Despite all the knowledge we have.
Despite the fine speeches of politicians.
Despite Hydro-Québec’s Climate Change Adaptation Plan and the work of its brave employees. Including Christmas Day this year…
What is your plan B?
Experiencing the violence of a real storm and a power outage that lasts for days, even weeks like in 1998, makes it possible to realize the extent of our vulnerability.
Seeing and hearing trees crashing, feeling the walls vibrating and the wind rushing through all the cracks of our houses, it gives chills. Even the bravest.
If you had to go the next 35 days without electricity, what would you do to keep warm, cook, get water, get information, communicate with your family or the emergency services?
It’s so easy to take our way of life for granted and even our ability to survive in extreme situations. As if the climate crisis is just for “other people”, in California, Pakistan and everywhere else where people are already suffering from it.
Call to lucidity
Even if the reduction of GHGs remains a priority, it is becoming increasingly unlikely that humanity will manage to contain global warming between 1.5°C and 2°C. The commitments made under the Paris Agreement lead instead to a warming of 2.7°C, or even worse, considering current trends.
Like the rest of the planet, Quebec must prepare to experience more and more climate extremes. Heat waves, droughts, floods and violent winds in all seasons and over vast territories are to be expected. Some places will no longer be habitable.

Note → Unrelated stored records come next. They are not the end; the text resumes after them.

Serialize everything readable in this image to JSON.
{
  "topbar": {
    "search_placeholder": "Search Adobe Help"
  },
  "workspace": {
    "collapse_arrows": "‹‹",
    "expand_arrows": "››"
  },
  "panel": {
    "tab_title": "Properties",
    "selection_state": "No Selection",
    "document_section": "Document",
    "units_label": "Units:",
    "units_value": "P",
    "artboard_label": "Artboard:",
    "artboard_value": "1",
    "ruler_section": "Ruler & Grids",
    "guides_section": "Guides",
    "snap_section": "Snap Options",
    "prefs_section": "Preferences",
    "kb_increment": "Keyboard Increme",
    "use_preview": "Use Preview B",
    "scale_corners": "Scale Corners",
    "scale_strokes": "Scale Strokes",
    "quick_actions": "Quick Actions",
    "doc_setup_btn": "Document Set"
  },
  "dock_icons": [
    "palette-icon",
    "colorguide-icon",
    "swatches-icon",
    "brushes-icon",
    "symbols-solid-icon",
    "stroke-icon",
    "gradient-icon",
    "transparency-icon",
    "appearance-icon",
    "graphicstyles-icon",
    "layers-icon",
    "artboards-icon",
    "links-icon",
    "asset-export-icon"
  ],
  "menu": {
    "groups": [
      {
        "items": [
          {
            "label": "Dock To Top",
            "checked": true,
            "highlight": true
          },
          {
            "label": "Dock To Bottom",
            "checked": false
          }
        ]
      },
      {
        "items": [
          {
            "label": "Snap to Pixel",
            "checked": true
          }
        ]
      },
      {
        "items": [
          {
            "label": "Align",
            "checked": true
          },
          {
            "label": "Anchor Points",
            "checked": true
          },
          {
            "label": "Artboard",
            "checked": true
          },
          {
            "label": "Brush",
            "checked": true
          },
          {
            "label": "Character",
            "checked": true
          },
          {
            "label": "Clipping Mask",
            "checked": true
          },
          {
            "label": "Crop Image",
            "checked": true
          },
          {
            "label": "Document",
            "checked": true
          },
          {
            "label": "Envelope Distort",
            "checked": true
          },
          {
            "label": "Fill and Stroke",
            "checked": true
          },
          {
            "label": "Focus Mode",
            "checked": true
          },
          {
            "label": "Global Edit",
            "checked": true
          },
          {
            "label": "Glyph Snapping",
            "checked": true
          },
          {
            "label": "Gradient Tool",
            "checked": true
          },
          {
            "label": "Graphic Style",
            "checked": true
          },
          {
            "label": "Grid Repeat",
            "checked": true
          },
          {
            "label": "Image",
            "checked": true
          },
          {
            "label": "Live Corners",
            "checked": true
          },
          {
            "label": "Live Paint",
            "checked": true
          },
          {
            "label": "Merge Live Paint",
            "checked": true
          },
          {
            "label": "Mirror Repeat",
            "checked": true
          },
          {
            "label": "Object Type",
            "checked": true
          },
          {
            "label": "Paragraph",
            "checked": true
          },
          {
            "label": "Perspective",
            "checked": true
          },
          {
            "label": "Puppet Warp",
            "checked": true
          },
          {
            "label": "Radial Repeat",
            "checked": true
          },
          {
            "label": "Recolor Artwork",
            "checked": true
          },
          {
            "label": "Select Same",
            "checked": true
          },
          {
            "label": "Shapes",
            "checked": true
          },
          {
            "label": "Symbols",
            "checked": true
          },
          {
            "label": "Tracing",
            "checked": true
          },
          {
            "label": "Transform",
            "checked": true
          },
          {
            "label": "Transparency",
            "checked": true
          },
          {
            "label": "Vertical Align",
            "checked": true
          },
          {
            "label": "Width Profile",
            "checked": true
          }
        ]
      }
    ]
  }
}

Power outages will become more frequent. We must expect shortages of drinking water, even if we live in a territory where we believe our reserves are inexhaustible.
How to become more resilient?
To adapt, we must rethink our energy infrastructure, but also our aqueducts and our roads.
It is obviously imperative to renovate and build our buildings differently so that they are more energy efficient, stronger and require less water. Our building codes need to be reviewed urgently.
From agriculture to health, all of our systems must adapt.
Using short circuits in a circular economy should go without saying, not only to reduce the size of our ecological footprint, but simply to be able to meet our needs.
Inspired by nature where nothing is lost, nothing is created and everything is transformed, the circular economy reduces the waste of energy and raw materials by reintegrating used materials as resources in the production cycle.
In a world in great upheaval, we will have to be able to innovate, but above all to show solidarity. As we knew how to do during the big ice storm and the COVID.
It is clear that solidarity is a wonderful antidote against suffering. It does good to those who give as much as to those who receive.